5. In a separate bowl whisk together 1/2 cup sifted coconut flour, 1/2 cup almond flour, 1 teaspoon baking powder, 1/2 teaspoon baking soda, 2 teaspoons ground cinnamon, 1/4 teaspoon ground nutmeg and 1/4 teaspoon fine sea salt.

6. Add the dry ingredients to the wet and stir until just combined; the batter will be thicker than usual because of the coconut flour, thats normal. If it seems overly dry, let it sit 3-5 minutes to hydrate then stir again.

7. Fold in 1/2 cup chopped walnuts or pecans and 1/3 cup raisins or unsweetened shredded coconut if using, but dont overmix.

8. Transfer batter to the prepared pan, spread evenly and press down gently with a spatula. Smooth the top so it bakes uniformly.
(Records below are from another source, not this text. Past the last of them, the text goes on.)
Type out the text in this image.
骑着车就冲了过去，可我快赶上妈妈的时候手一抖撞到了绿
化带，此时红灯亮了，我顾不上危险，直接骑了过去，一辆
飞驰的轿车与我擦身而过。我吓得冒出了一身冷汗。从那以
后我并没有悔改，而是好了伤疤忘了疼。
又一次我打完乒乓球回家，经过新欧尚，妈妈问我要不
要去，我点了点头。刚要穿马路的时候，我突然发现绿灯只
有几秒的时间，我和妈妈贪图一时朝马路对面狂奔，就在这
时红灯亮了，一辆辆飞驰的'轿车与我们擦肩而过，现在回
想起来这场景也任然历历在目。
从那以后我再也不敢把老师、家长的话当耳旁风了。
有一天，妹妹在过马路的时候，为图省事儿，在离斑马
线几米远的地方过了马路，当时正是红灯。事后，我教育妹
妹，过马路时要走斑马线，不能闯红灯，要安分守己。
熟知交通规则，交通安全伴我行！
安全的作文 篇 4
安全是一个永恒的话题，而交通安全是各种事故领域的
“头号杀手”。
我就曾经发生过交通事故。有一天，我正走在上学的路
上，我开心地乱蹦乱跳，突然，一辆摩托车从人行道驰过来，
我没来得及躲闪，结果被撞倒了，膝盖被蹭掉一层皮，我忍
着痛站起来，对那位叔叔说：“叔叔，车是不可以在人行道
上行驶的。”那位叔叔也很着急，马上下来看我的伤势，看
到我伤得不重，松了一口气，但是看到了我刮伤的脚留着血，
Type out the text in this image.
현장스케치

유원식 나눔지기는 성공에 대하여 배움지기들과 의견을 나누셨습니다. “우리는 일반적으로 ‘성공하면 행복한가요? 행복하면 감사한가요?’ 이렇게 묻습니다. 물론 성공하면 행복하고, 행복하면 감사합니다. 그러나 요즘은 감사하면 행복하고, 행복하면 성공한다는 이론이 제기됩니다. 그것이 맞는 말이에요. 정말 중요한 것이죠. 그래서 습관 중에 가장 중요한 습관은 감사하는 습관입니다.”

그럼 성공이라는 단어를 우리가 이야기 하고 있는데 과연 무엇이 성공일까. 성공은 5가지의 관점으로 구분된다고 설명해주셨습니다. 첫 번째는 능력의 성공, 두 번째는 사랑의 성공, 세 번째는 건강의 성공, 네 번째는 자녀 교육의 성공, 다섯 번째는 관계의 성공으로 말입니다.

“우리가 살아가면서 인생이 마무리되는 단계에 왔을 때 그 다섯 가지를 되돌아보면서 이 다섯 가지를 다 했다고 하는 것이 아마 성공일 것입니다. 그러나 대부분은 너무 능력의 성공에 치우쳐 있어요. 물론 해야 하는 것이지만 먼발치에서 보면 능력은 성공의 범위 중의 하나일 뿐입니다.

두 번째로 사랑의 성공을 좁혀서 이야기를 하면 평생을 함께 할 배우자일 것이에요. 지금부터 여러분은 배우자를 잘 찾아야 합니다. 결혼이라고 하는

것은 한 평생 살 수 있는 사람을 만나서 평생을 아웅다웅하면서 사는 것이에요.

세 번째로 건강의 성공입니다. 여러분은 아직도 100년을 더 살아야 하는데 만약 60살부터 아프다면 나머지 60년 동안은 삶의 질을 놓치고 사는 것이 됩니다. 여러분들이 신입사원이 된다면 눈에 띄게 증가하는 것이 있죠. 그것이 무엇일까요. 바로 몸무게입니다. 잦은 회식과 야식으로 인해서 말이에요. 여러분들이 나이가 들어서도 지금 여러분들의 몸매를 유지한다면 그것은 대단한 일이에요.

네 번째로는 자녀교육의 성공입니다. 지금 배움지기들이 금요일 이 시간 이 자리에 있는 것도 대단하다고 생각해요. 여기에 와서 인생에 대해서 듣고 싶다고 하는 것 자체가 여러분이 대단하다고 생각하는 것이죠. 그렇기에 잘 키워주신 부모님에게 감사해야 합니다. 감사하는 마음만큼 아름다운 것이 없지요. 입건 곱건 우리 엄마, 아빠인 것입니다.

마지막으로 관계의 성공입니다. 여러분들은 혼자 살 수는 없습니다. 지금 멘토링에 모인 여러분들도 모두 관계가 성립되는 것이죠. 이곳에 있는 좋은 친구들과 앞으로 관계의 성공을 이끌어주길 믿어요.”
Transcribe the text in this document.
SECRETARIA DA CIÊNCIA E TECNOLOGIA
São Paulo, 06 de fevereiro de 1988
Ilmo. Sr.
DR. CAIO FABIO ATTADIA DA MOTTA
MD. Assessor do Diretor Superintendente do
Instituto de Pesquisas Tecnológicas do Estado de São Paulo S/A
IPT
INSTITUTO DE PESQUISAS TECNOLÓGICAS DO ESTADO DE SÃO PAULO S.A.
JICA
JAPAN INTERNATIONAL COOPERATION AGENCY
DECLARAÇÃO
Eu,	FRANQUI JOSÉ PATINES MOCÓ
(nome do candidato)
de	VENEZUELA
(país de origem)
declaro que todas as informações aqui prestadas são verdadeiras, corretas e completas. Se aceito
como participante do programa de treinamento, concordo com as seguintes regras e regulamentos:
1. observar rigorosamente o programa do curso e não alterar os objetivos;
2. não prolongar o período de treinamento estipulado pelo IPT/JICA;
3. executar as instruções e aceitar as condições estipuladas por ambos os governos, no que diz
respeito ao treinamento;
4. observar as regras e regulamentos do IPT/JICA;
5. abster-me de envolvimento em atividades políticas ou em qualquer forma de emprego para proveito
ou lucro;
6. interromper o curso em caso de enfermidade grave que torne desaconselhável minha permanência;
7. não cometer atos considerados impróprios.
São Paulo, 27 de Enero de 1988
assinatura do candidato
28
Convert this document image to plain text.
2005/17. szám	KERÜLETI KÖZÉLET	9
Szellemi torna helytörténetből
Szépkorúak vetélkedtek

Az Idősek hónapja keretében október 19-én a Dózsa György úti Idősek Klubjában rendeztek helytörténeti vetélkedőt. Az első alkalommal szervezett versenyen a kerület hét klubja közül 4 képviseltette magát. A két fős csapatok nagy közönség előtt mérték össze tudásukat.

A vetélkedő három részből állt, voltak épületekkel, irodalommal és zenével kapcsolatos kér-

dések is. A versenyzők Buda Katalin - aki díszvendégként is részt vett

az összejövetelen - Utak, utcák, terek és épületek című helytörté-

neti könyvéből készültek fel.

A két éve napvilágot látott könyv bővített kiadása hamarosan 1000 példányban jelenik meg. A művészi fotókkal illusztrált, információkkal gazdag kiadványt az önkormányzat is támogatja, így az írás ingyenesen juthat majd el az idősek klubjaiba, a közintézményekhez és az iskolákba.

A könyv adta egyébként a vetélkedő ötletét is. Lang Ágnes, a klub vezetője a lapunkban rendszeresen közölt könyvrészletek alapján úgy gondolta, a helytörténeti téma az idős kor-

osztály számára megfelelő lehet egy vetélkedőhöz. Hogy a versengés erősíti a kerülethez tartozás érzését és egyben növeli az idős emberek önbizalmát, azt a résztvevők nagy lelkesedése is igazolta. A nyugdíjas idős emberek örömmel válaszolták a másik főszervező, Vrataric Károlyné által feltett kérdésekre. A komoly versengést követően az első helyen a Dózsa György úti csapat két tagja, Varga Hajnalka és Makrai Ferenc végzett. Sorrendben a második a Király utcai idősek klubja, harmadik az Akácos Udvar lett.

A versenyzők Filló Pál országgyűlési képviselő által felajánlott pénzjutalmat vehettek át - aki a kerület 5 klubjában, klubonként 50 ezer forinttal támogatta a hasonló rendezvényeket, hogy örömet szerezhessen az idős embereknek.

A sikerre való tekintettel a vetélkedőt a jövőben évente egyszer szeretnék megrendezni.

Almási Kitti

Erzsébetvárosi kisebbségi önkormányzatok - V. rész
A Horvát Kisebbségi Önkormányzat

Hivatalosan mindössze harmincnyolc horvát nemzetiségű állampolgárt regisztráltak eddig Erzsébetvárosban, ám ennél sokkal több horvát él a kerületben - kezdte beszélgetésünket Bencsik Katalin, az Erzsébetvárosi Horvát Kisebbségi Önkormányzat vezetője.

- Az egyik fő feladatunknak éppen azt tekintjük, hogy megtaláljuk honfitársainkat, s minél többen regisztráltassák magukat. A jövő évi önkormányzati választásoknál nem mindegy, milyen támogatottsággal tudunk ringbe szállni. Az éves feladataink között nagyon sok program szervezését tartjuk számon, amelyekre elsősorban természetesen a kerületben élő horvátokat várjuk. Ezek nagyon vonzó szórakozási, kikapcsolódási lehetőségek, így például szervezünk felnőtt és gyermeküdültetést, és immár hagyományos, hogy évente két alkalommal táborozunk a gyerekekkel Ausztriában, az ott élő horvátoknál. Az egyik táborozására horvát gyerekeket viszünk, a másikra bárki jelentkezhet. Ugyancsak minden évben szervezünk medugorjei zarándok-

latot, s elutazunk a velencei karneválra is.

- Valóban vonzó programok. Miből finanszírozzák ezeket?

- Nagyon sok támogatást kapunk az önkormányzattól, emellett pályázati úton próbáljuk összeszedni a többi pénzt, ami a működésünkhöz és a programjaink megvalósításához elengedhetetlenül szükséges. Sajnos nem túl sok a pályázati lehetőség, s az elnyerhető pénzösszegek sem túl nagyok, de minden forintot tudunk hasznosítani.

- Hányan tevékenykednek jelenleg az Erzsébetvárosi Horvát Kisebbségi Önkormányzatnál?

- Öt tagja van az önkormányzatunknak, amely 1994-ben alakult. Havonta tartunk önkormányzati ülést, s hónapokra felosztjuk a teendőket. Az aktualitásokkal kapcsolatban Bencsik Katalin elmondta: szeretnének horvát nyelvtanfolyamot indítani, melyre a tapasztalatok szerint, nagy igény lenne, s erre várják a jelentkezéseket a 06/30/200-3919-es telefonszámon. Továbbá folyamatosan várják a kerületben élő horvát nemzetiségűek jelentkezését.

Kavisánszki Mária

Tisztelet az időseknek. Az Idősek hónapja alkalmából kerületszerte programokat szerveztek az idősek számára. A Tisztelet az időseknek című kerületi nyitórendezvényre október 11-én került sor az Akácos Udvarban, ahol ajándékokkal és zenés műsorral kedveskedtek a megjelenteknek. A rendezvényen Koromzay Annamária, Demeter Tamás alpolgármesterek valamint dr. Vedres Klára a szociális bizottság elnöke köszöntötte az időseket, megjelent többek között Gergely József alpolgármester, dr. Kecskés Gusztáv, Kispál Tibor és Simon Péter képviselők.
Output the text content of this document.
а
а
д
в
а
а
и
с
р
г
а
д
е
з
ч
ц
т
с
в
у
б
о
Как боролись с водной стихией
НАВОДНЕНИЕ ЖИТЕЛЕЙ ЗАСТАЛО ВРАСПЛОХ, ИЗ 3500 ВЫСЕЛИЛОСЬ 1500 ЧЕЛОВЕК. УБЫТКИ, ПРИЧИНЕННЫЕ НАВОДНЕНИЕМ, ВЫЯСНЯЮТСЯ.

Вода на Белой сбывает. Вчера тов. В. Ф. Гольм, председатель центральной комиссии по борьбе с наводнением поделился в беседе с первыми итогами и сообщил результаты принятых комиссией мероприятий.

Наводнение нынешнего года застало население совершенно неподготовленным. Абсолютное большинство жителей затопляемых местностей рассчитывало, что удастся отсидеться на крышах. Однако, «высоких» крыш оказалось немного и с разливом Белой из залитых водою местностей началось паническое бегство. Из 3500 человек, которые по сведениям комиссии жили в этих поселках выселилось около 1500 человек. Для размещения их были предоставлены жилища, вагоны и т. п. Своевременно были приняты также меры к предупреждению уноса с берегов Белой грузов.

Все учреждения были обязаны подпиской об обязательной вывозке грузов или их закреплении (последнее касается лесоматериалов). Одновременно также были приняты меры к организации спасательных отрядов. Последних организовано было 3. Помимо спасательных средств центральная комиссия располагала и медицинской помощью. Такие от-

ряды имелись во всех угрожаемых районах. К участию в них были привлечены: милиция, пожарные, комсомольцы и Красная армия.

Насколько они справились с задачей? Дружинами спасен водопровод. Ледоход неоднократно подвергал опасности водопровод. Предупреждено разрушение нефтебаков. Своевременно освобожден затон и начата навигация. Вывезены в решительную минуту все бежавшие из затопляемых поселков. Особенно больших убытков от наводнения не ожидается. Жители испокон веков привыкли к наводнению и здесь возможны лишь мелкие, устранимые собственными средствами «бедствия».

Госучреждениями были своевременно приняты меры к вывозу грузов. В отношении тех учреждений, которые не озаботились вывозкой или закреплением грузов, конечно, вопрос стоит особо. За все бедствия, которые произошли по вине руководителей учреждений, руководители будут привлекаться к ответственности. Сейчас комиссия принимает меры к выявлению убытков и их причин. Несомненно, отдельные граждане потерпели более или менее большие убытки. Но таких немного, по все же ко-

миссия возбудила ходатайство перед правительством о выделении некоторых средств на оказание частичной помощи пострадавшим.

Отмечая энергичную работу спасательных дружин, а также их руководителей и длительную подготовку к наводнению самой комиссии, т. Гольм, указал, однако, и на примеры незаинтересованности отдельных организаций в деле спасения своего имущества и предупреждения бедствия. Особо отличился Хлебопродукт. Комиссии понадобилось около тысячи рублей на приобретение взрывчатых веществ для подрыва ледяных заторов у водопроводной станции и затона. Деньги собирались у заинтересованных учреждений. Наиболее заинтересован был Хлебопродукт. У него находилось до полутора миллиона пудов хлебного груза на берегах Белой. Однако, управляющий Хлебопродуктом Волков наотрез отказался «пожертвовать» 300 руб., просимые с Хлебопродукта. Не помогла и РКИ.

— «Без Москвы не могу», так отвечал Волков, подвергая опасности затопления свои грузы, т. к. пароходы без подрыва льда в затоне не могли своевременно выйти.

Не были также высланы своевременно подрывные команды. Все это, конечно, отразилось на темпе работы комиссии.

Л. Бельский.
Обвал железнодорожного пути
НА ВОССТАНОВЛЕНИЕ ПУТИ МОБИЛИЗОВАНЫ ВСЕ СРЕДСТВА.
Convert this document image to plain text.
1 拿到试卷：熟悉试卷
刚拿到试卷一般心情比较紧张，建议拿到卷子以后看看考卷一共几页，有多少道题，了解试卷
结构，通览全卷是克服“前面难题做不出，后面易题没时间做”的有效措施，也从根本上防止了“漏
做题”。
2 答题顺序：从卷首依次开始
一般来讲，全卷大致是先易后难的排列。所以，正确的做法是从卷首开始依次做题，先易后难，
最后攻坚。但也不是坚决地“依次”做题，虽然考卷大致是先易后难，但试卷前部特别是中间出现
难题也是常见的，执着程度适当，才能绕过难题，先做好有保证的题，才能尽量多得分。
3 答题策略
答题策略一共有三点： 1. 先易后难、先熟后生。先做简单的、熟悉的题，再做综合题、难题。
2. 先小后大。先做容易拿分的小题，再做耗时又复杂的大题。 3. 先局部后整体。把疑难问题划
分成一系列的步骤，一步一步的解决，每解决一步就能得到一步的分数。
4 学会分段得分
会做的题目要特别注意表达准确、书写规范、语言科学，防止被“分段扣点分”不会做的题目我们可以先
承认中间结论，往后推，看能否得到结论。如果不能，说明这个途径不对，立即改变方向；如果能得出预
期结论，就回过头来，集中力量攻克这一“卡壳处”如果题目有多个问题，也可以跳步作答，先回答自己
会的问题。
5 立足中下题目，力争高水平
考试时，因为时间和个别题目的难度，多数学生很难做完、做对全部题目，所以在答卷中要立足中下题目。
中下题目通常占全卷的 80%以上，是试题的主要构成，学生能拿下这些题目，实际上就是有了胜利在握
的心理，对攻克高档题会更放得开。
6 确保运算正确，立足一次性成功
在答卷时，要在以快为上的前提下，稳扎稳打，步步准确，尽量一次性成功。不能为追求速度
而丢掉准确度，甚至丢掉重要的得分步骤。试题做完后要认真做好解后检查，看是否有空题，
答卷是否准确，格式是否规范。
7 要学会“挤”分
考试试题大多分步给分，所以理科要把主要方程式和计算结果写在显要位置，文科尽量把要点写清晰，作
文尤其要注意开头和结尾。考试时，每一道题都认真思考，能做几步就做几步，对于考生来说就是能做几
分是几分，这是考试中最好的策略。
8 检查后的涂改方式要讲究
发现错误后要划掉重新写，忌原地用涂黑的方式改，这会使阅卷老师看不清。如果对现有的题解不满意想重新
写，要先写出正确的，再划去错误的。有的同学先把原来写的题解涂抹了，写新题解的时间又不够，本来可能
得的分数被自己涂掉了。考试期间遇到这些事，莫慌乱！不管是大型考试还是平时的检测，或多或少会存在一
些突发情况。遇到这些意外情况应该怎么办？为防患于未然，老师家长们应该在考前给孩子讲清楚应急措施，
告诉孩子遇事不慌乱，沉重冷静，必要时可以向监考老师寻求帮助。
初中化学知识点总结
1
9. Bake 25 to 30 minutes, or until the edges are golden and a toothpick inserted in the center comes out mostly clean with a few moist crumbs. Ovens vary so check at 20 minutes.

10. Cool completely in the pan on a wire rack, then use the parchment overhang to lift the bars out. Slice into squares, store in an airtight container in the fridge for up to 5 days or freeze for longer.